FIGURE 2. Observation of GFP fluorescence in phloem-associated cells of C. macrophylla trees upon challenge with GFP-T36 CTV. Left panel represents a non-inoculated healthy tree. Other panels represent trees with no primary infection (second panel) or pre-infected with isolates belonging to five CTV strains, which were sequentially challenged with GFP-T36 CTV. Observations were done on the internal surface of bark at 2 months after challenge inoculation using a dissecting fluorescence microscope. Scale bar = 0.4 mm. Figure 2 as it appears in this review is similar to that published in the original manuscript (see Figure 3 in Folimonova et al., 2010).
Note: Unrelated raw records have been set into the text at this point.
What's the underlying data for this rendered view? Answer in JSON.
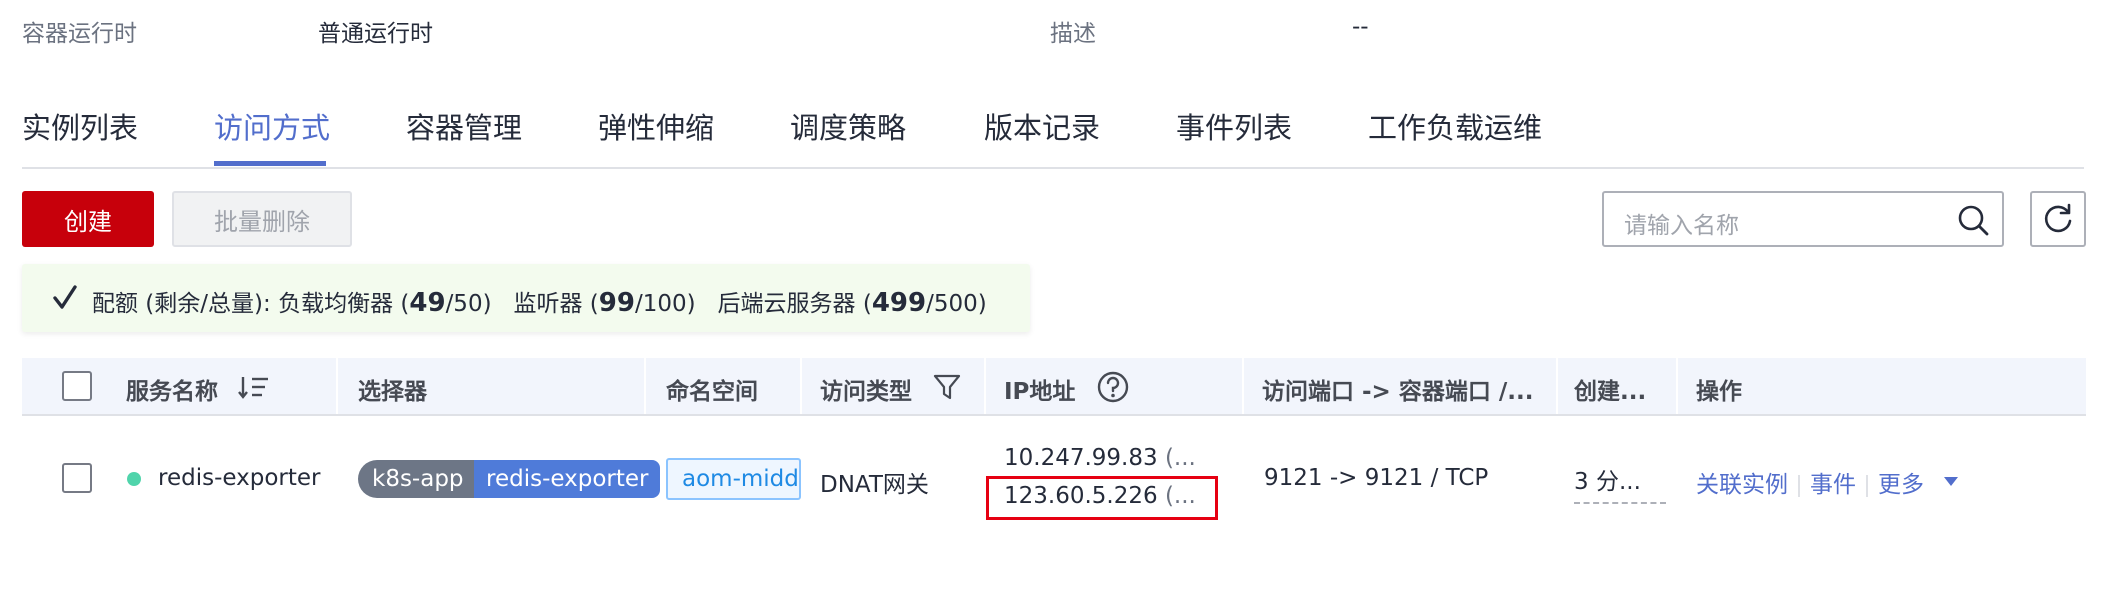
{
  "info": {
    "runtime_label": "容器运行时",
    "runtime_value": "普通运行时",
    "desc_label": "描述",
    "desc_value": "--"
  },
  "tabs": [
    {
      "label": "实例列表",
      "active": false
    },
    {
      "label": "访问方式",
      "active": true
    },
    {
      "label": "容器管理",
      "active": false
    },
    {
      "label": "弹性伸缩",
      "active": false
    },
    {
      "label": "调度策略",
      "active": false
    },
    {
      "label": "版本记录",
      "active": false
    },
    {
      "label": "事件列表",
      "active": false
    },
    {
      "label": "工作负载运维",
      "active": false
    }
  ],
  "toolbar": {
    "create_label": "创建",
    "batch_delete_label": "批量删除",
    "search_placeholder": "请输入名称",
    "search_icon": "search-icon",
    "refresh_icon": "refresh-icon"
  },
  "quota": {
    "prefix": "配额 (剩余/总量):",
    "lb_label": "负载均衡器 (",
    "lb_remaining": "49",
    "lb_total": "/50)",
    "listener_label": "监听器 (",
    "listener_remaining": "99",
    "listener_total": "/100)",
    "backend_label": "后端云服务器 (",
    "backend_remaining": "499",
    "backend_total": "/500)"
  },
  "table": {
    "headers": {
      "name": "服务名称",
      "selector": "选择器",
      "namespace": "命名空间",
      "access_type": "访问类型",
      "ip": "IP地址",
      "ports": "访问端口 -> 容器端口 /...",
      "created": "创建...",
      "actions": "操作"
    },
    "rows": [
      {
        "status_color": "#50d4ab",
        "name": "redis-exporter",
        "selector_key": "k8s-app",
        "selector_value": "redis-exporter",
        "namespace": "aom-middle",
        "access_type": "DNAT网关",
        "ip_internal": "10.247.99.83",
        "ip_internal_suffix": " (...",
        "ip_external": "123.60.5.226",
        "ip_external_suffix": " (...",
        "ports": "9121 -> 9121 / TCP",
        "created": "3 分...",
        "actions": {
          "related_instances": "关联实例",
          "events": "事件",
          "more": "更多"
        }
      }
    ]
  },
  "colors": {
    "primary": "#c7000b",
    "accent": "#526ecc",
    "highlight": "#e60012"
  }
}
As discussed above, isolates of CTV are generally classified into phylogenetically distinct lineages or strains based on sequence analysis of the more diverged 5′ half of the genome (Harper, this series). This grouping reflects the pattern of exclusion, suggesting the sequence divergence in this region of the genome may affect inter-virus interactions resulting in the complete lack of superinfection exclusion between isolates of different CTV strains. This contradicts with the premise of one of the original uses for superinfection exclusion as a measure of virus relatedness, in which non-excluded viruses were identified as different viruses (Matthews, 1991). Apparently, that is not the case with CTV. Superinfection exclusion defines excluding CTV isolates as members of the same strain, not different strains.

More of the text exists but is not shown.